Do you mean you want to use WS not developed in .NET? Please correct me if I am wrong!

Thanks
Title: Bind The control with a data layer   
Name: Muhammad Mosa
Date: 6/19/2007 1:26:28 PM
Comment:
Well, we are on the same boat then. Ok in this sample, do you have any idea how can I bind the control to a data layer method that is not a WS method?!
Keep the good work brother
Title: Re: Carlito   
Name: Bilal Haidar [MVP]
Date: 6/19/2007 1:09:59 PM
Comment:
Carlito,
I will be checking on that and get back to you here on this article!
Regards
Title: Re: Muhammad Mosa   
Name: Bilal Haidar [MVP]
Date: 6/19/2007 1:07:59 PM
Comment:
Hello Muhammad,
We never use WS as a data layer. I can speak on myself, it is only for demonstration purpose that I embed the nasty DB work inside my WS. Just to save some time!
But in real projects, WS should only be an interface for your application and all your logic (BL and DAL) should be in a seperate API!!

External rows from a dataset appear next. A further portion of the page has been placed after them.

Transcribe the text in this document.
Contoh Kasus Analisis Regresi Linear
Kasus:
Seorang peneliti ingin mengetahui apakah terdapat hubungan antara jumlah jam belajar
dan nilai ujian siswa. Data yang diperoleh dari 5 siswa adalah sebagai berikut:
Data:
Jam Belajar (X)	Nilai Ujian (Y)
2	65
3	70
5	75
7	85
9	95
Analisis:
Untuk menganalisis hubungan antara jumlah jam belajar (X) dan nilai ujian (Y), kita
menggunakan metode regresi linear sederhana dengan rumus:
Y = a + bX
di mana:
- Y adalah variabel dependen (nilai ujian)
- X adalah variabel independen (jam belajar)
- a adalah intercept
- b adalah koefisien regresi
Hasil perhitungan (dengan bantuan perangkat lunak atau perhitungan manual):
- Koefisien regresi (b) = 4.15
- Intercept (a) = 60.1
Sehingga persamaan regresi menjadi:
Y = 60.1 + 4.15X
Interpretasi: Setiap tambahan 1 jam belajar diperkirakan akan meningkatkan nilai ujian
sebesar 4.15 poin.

Hope this answers your question!

Regards
Title: Mozilla compatibility   
Name: Carlito
Date: 6/19/2007 12:30:41 PM
Comment:
Hi, I was just trying your sample code which seems to work well with IE but not so well with Firefox.
It seems whenever I click on 'New Contact', the new contact sections shows for a second then disappears and the page reloads the contact list again...
Title: Nice By why always Web Services?!   
Name: Muhammad Mosa
Date: 6/19/2007 9:41:23 AM
Comment:
Wonderful as usual Bilal. I have one comment but it is not on the article it is general. Every time I read something about ASP.NET AJAX -well not everything- they just present Web Services as the data service to retrive data! While in most cases we don't use web services unless it is required. I mean I'm not going to use Web Service just to act as a data layer, I already have my data layer library!
In this I'm not going to use Web Service! you may suggest to use static web methods on the page itself, well is there are any other alternatives?!